Du darfst z.B. keine Gleichspannung verwenden.
Da gehört schon etwas mehr dazu.

http://www.sartorius.com/fileadmin/sartorius_pdf/alle/BRO-ElektroAnalytik_Handbuch_Teil_3-d.pdf


----------



## Automatisierungs-Rookie (22 Dezember 2006)

Ok, ganz so trivial ist das Problem mit der Leitwert-Messung wohl doch nicht... 

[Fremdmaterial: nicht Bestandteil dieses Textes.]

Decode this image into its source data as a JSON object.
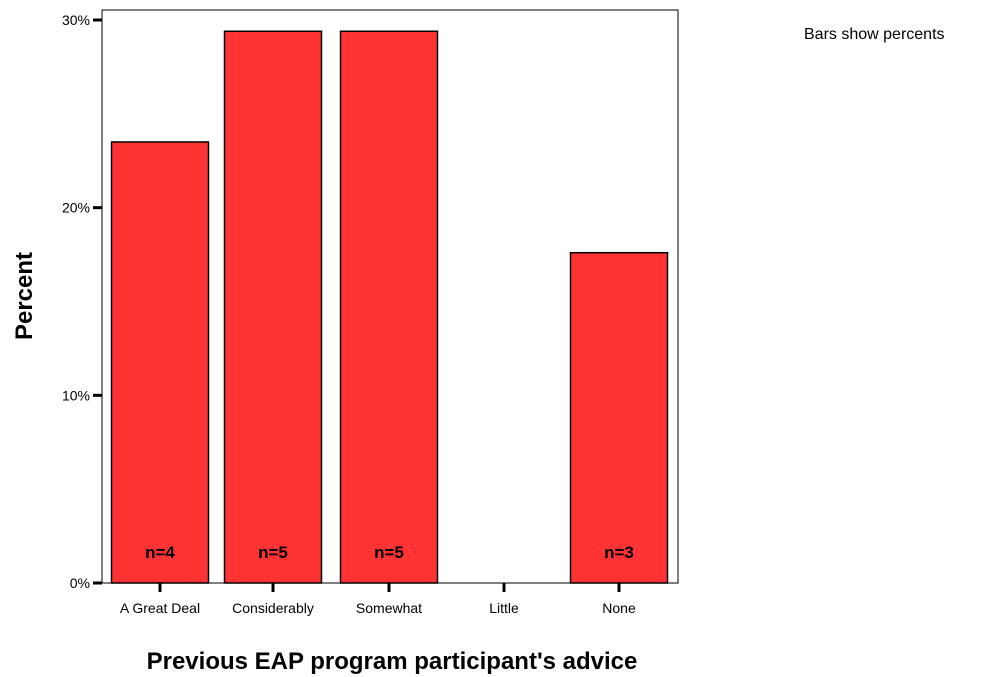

Bezüglich der JUMO-Geräte: Messsonden sind wohl nicht dabei wenn ich es richtig lese. Mit den Messketten http://www3.jumo.de/pio/product.do?uuid=dde015f20a0a025d224701f06c93c177 wirds direkt einiges teurer. Zu den Messumformern http://www3.jumo.de/pio/product.do?uuid=dde036c40a0a025d224701f0963fdb04
finde ich keine Preisangabe, billig wird es aber auch nicht. Schnittstellen scheinen auch keine vorhanden zu sein.

Deshalb eigentlich auch mein Tipp zu Conrad & Co: Die eigentlichen Sensorelemente (sofern überhaupt erhältlich) sind mehr oder weniger günstig, sobald es aber um Industrietauglichkeit geht, wirds teuer. Wenn man also einen günstigen Sensor hat, der sich Bereich kleiner 10 % Toleranz einfach in eine Standard-Schaltung verschalten lässt (Beispiel: Brückenschaltung) hätte man schon ein Problem weniger, evtl. kommen neue Probleme im Bereich der Elektronik hinzu, wozu dann ggf. andere Foren befragt werden können, vielleicht stehts auch im Tietze-Schenk?


----------